Old 04-14-2013, 06:44 AM
  # 15 (permalink)  
dbh
Member
 
dbh's Avatar
 
Join Date: Nov 2010
Location: Washington, DC
Posts: 456
I do not need to look far for cautionary tales on addiction being a family disease. My family of origin provides an example.

I grew up with an alcoholic father. My parents divorced when their children were 16, 14, and 10. We are now in our late forties and early fifties and STILL living with the repercussions of growing up in a dysfunctional home.

No true addiction problems (thankfully), but a lifetime of bad choices with money, careers, spouses, and friends; low self-esteem; depression; anxiety; constantly living in a crisis; isolation; inabilities to cope with our emotions; ... the list can go on and on! I'm the only one in therapy and recovery. Our extended family is truly non-existent at this point. I find it sad that my children are not growing up with grandparents, aunts, uncles, and cousins. However, we are trying to create the healthiest immediate family that we can.

Even with 15 years of therapy and 5+ years of recovery under my belt I still struggle at times. Just reading about children being forced to spend time with their addicted parent can bring tears to my eyes because I can CLEARLY remember what those visits were like over thirty years later.

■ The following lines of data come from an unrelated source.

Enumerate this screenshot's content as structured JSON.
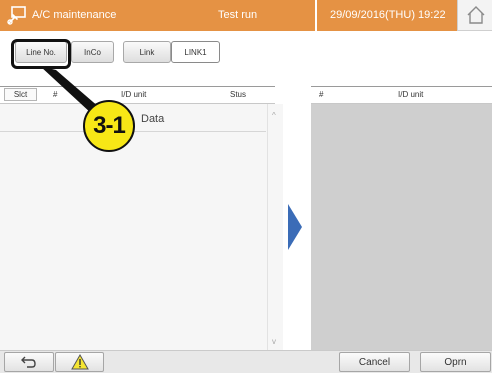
{
  "header": {
    "title": "A/C maintenance",
    "center": "Test run",
    "datetime": "29/09/2016(THU) 19:22",
    "icons": [
      "maintenance-icon",
      "home-icon"
    ]
  },
  "tabs": {
    "line_no": "Line No.",
    "inco": "InCo",
    "link": "Link",
    "link_value": "LINK1"
  },
  "left_list": {
    "col_select": "Slct",
    "col_number": "#",
    "col_unit": "I/D unit",
    "col_status": "Stus",
    "row_text": "Data"
  },
  "right_list": {
    "col_number": "#",
    "col_unit": "I/D unit"
  },
  "callout": {
    "label": "3-1"
  },
  "footer": {
    "cancel": "Cancel",
    "operation": "Oprn",
    "icons": [
      "back-icon",
      "warning-icon"
    ]
  },
  "colors": {
    "header_orange": "#e59244",
    "arrow_blue": "#3b6cb7",
    "callout_yellow": "#f7e716"
  }
}
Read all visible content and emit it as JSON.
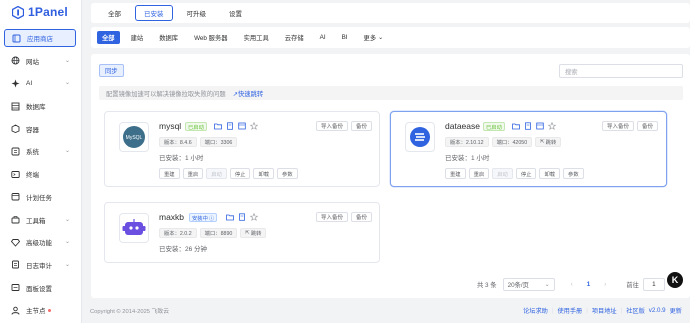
{
  "brand": {
    "name": "1Panel"
  },
  "sidebar": {
    "items": [
      {
        "label": "应用商店",
        "icon": "store-icon",
        "active": true,
        "chevron": false
      },
      {
        "label": "网站",
        "icon": "globe-icon",
        "chevron": true
      },
      {
        "label": "AI",
        "icon": "ai-icon",
        "chevron": true
      },
      {
        "label": "数据库",
        "icon": "database-icon",
        "chevron": false
      },
      {
        "label": "容器",
        "icon": "container-icon",
        "chevron": false
      },
      {
        "label": "系统",
        "icon": "system-icon",
        "chevron": true
      },
      {
        "label": "终端",
        "icon": "terminal-icon",
        "chevron": false
      },
      {
        "label": "计划任务",
        "icon": "clock-icon",
        "chevron": false
      },
      {
        "label": "工具箱",
        "icon": "toolbox-icon",
        "chevron": true
      },
      {
        "label": "高级功能",
        "icon": "diamond-icon",
        "chevron": true
      },
      {
        "label": "日志审计",
        "icon": "log-icon",
        "chevron": true
      },
      {
        "label": "面板设置",
        "icon": "settings-icon",
        "chevron": false
      },
      {
        "label": "主节点",
        "icon": "user-icon",
        "chevron": false,
        "dot": true
      }
    ]
  },
  "top_tabs": [
    {
      "label": "全部",
      "active": false
    },
    {
      "label": "已安装",
      "active": true
    },
    {
      "label": "可升级",
      "active": false
    },
    {
      "label": "设置",
      "active": false
    }
  ],
  "categories": [
    {
      "label": "全部",
      "active": true
    },
    {
      "label": "建站"
    },
    {
      "label": "数据库"
    },
    {
      "label": "Web 服务器"
    },
    {
      "label": "实用工具"
    },
    {
      "label": "云存储"
    },
    {
      "label": "AI"
    },
    {
      "label": "BI"
    },
    {
      "label": "更多"
    }
  ],
  "toolbar": {
    "sync_label": "同步",
    "search_placeholder": "搜索"
  },
  "notice": {
    "text": "配置镜像加速可以解决镜像拉取失败的问题",
    "link": "快速跳转"
  },
  "apps": [
    {
      "name": "mysql",
      "status": "已启动",
      "status_type": "ok",
      "version_label": "版本：8.4.6",
      "port_label": "端口：3306",
      "installed": "已安装：1 小时",
      "import_label": "导入备份",
      "backup_label": "备份",
      "actions": [
        "重建",
        "重启",
        "启动",
        "停止",
        "卸载",
        "参数"
      ]
    },
    {
      "name": "dataease",
      "status": "已启动",
      "status_type": "ok",
      "version_label": "版本：2.10.12",
      "port_label": "端口：42050",
      "jump_label": "跳转",
      "installed": "已安装：1 小时",
      "import_label": "导入备份",
      "backup_label": "备份",
      "actions": [
        "重建",
        "重启",
        "启动",
        "停止",
        "卸载",
        "参数"
      ]
    },
    {
      "name": "maxkb",
      "status": "安装中",
      "status_type": "inst",
      "version_label": "版本：2.0.2",
      "port_label": "端口：8890",
      "jump_label": "跳转",
      "installed": "已安装：26 分钟",
      "import_label": "导入备份",
      "backup_label": "备份"
    }
  ],
  "pagination": {
    "total": "共 3 条",
    "page_size": "20条/页",
    "current": "1",
    "goto_label": "前往",
    "goto_value": "1"
  },
  "footer": {
    "copyright": "Copyright © 2014-2025 飞致云",
    "links": [
      "论坛求助",
      "使用手册",
      "项目地址",
      "社区版"
    ],
    "version": "v2.0.9",
    "update": "更新"
  },
  "colors": {
    "accent": "#2f63e0",
    "success": "#67c23a",
    "mysql_bg": "#3d6f8a",
    "dataease_bg": "#2f63e0",
    "maxkb_bg": "#6b4fe0"
  }
}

I want to stress the value of removing children from a dysfunctional home and creating a place where they can feel safe and loved. Also, it is so important that the non-addict parents gets the help that they need so that they don't continue to act out in codependent ways. My mom never got help and when my dad was no longer around her codependency shifted from him to her children. To this day she is still trying to control our lives. She constantly tells us what we should do and how we should feel. Removing the alcoholic doesn't automatically make a family "healthy".

I also think that the non-addict parent has an opportunity to show their children healthier ways to interact with addicts. Because the sad truth is that even though adults can cut an addict spouse out of their lives, the children usually have the addict in their life until the addict dies.

This was true with my father. For example, I had to learn to set boundaries and tell him that it was not okay to call me drunk in the middle of the night. I was in my mid-thirties when I got enough courage to say that!

Anyway, never truly know if posts from adult children are appropriate or appreciated in this section of the board. I think the healing/recovery one needs when married to an addict is somewhat different from the healing/recovery you need when you have an addict for a parent.

However, so many people married to addicts end up there because of having parents who are also addicts.

Protect your children. Protect yourself. Healing is possible.

I too am saying a prayer for everyone caught up in this awful cycle.